Every Ranked is a defensible opinion, not a true ranking. The method is rigorous. The picks are good faith. Disagree with our picks? Cite a specific rubric violation ("you said X had 8 reliability but their uptime is closer to 6"). We'll either correct or explain. Don't argue vibes; argue axes.

The audience is anyone curious about AI — buyers, builders, and people who just want to understand the field. The rubric is the same regardless. Sourcing and rigor are the same regardless.

Definitions

Mapped (in Stat Sheet): Identity + qualitative fields populated; volatile fields (current version, pricing, context window, benchmarks, our rating) are null and listed in the product's _verify array. Stable across re-scores pending a vendor change.
Worked example: All fields populated with verified, sourced data.
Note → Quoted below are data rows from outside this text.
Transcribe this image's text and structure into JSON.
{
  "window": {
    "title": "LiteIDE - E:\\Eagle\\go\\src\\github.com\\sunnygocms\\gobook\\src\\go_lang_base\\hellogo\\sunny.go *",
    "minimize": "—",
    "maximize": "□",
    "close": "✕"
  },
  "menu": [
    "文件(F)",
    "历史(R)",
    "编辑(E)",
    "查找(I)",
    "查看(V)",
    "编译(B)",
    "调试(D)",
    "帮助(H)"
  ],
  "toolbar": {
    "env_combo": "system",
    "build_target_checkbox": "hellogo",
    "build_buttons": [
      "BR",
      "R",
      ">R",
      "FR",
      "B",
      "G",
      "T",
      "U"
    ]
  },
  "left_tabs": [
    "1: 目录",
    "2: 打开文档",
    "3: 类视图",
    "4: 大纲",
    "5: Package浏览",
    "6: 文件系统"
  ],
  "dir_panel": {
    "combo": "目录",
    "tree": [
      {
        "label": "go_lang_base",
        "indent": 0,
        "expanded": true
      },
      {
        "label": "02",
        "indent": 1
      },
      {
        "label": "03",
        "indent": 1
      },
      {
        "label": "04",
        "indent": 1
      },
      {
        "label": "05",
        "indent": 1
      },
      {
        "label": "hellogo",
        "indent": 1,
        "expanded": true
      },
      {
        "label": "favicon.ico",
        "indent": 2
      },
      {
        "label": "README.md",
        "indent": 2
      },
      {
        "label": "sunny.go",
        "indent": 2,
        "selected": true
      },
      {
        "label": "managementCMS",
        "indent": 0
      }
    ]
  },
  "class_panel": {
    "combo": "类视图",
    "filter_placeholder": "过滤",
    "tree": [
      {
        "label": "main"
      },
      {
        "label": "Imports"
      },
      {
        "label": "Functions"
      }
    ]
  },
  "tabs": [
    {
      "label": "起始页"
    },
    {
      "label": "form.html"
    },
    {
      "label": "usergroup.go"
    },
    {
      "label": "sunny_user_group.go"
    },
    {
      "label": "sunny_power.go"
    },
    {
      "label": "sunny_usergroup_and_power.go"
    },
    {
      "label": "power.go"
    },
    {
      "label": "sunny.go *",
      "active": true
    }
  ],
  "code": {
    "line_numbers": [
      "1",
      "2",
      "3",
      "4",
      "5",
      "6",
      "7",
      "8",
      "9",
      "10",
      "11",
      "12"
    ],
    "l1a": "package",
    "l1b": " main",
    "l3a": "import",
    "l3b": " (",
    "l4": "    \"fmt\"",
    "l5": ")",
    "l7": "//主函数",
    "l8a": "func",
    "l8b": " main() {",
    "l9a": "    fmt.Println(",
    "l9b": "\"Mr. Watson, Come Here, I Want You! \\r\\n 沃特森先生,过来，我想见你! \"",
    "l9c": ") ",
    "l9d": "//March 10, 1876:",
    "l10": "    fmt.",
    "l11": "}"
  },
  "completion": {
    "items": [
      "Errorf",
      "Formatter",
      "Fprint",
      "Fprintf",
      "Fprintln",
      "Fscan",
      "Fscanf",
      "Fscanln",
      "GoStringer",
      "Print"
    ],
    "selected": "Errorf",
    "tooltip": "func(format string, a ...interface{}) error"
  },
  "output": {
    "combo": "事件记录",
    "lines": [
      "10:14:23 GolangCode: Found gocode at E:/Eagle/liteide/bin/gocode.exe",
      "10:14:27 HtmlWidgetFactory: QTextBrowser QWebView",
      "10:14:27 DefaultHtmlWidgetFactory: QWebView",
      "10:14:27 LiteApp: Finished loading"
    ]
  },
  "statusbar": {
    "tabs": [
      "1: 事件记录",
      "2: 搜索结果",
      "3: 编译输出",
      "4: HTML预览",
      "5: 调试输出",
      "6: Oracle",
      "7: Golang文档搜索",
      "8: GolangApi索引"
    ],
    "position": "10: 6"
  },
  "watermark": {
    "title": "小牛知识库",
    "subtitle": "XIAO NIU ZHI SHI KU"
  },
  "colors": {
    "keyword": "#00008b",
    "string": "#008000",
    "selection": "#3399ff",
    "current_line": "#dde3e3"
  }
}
Use as a gold-standard template for how to score.
Composite: Weighted sum of the five axis scores. Always 1–10. Meanings are comparative within a category, not absolute.

Revision log

We don't move goalposts between videos. The rubric only changes at quarterly review with a documented revision entry here.

Date	Change
2026-06-28	Initial draft, posted publicly for week-1 Ranked launch. Authored by Newton (the editor-in-chief) on behalf of Opus, the master-prompt author of the channel's charter.